Os críticos literários inventam muitos termos interessantes,
mas os rótulos inventados pelos meros escritores merecem atenção.
Chuck
Palahniuk, por exemplo, ao descrever seu romance Clube da Luta (que deu
origem ao filme de David Fincher, com Brad Pitt e Edward Norton), disse que se
trata de ficção apostólica. O que é isso? Ele explica: “Uma história onde um
apóstolo, sobrevivente, conta a história do seu herói”.
O próprio Palahniuk dá O Grande Gatsby como exemplo desse
tipo de livro. Isso é o que? É um novo
gênero literário? Uma nova classificação bibliográfica? Eu diria que não. É o
modo como Palahniuk, ou Fulano, ou Sicrano, organiza algumas leituras suas.
De
fato, ele tem razão. Podemos considerar todas as histórias de Sherlock Holmes
não apenas como ficção policial, mas ficção apostólica, devido ao narrador
(não-confiável ao extremo) que é o Dr. Watson. Um modelo recolhido nos contos
de Edgar Allan Poe sobre o Cavalheiro Dupin e seu anônimo narrador e amigo.
No Clube da Luta, conta-se a história do “herói” Tyler
Durden; em Rant, Palahniuk traz dezenas de narradores para compor um mosaico
da vida de “Rant” Casey.
Alguém será capaz de narrar com isenção e objetividade
os feitos do heróis a quem admira? Duvido. Toda vez que vemos grandeza em algo
nosso impulso irresistível é de ampliar essa grandeza. O peso, a impressão, a
presença, a influência que aquilo teve enquanto acontecia. Toda ficção
apostólica tem algo de delírio de grandeza; um delírio sobre a grandeza alheia,
no caso.
Ficção apostólica seriam talvez os Diálogos em que Platão
preservou a figura de Sócrates, que sem ele talvez tivesse escorregado para um limbo
onde provavelmente estão filósofos ainda mais lúcidos do que ele, mas que não
dispuseram de um taquígrafo tão dedicado.

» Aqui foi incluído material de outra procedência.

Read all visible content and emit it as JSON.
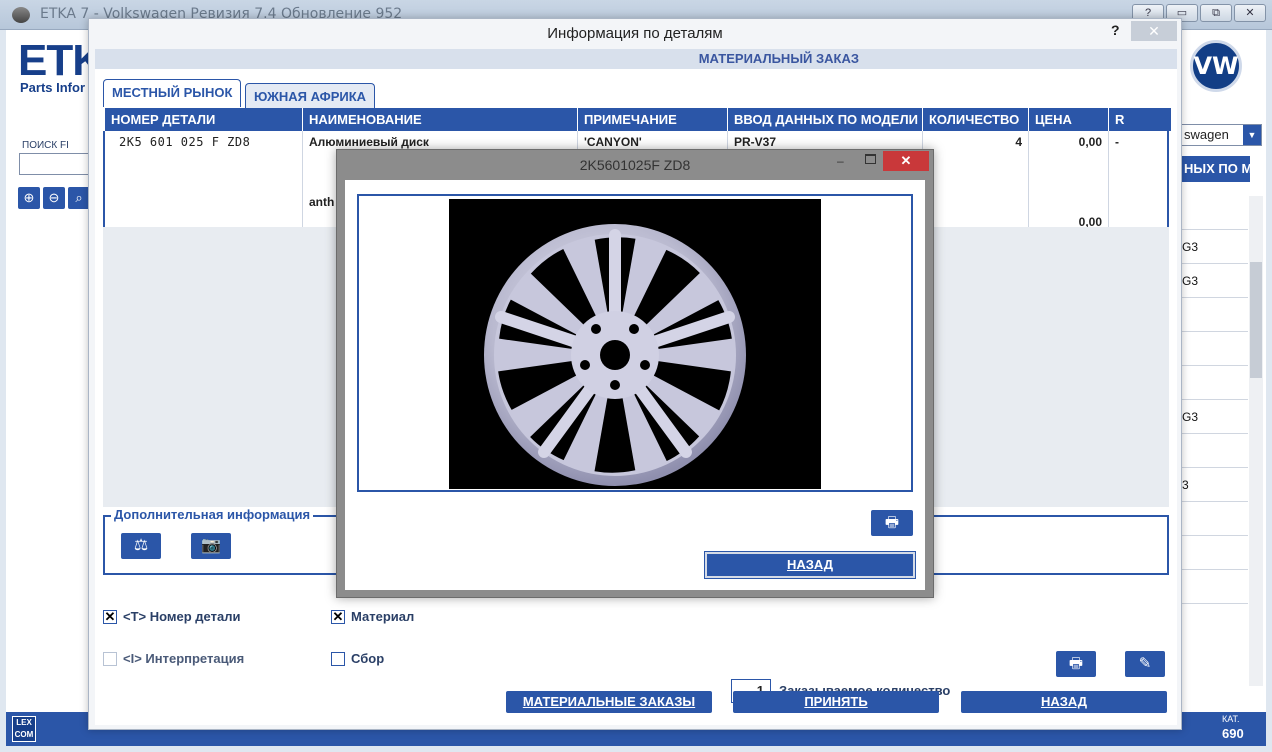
{
  "app": {
    "title": "ETKA 7 - Volkswagen Ревизия 7.4 Обновление 952",
    "logo": "ETK",
    "subtitle": "Parts Infor",
    "search_label": "ПОИСК FI",
    "right_select": "swagen",
    "right_header": "НЫХ ПО М",
    "right_lines": [
      "",
      "G3",
      "G3",
      "",
      "",
      "",
      "G3",
      "",
      "3",
      "",
      "",
      ""
    ],
    "bottom_badge": "LEX COM",
    "kat_label": "КАТ.",
    "kat_value": "690"
  },
  "dialog": {
    "title": "Информация по деталям",
    "help": "?",
    "close": "✕",
    "section_header": "МАТЕРИАЛЬНЫЙ ЗАКАЗ",
    "tabs": [
      {
        "label": "МЕСТНЫЙ РЫНОК",
        "active": true
      },
      {
        "label": "ЮЖНАЯ АФРИКА",
        "active": false
      }
    ],
    "columns": [
      "НОМЕР ДЕТАЛИ",
      "НАИМЕНОВАНИЕ",
      "ПРИМЕЧАНИЕ",
      "ВВОД ДАННЫХ ПО МОДЕЛИ",
      "КОЛИЧЕСТВО",
      "ЦЕНА",
      "R"
    ],
    "row": {
      "part_number": "2K5 601 025 F  ZD8",
      "name": "Алюминиевый диск",
      "name_extra": "anth",
      "note": "'CANYON'",
      "model": "PR-V37",
      "quantity": "4",
      "price": "0,00",
      "price_total": "0,00",
      "r": "-"
    },
    "additional_info_title": "Дополнительная информация",
    "checkboxes": {
      "part_number": {
        "label": "<T> Номер детали",
        "checked": true
      },
      "material": {
        "label": "Материал",
        "checked": true
      },
      "interpretation": {
        "label": "<I> Интерпретация",
        "checked": false
      },
      "assembly": {
        "label": "Сбор",
        "checked": false
      }
    },
    "order_qty_value": "1",
    "order_qty_label": "Заказываемое количество",
    "buttons": {
      "material_orders": "МАТЕРИАЛЬНЫЕ ЗАКАЗЫ",
      "accept": "ПРИНЯТЬ",
      "back": "НАЗАД"
    }
  },
  "popup": {
    "title": "2K5601025F ZD8",
    "back_button": "НАЗАД"
  },
  "colors": {
    "accent": "#2b56a8",
    "close_red": "#c9383a"
  }
}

Temos casos de não-ficção apostólica:
a Vida do Dr. Johnson contada pelas anotações de James Boswell, e o Borges de Adolfo Bioy Casares, ambos baseados em décadas de anotações minuciosas,
quase diárias, sobre todo tipo de conversa ou fofoca literária.
Pode ser um
narrador deslumbrado com um super-homem, como no Odd John de Stapledon. Pode
ser um apóstolo perplexo como o Ismael de Moby Dick, para quem o herói, Ahab,
é o maior mistério de todos. A ficção apostólica é sempre a de alguém que
sobrou no fim para contar a história.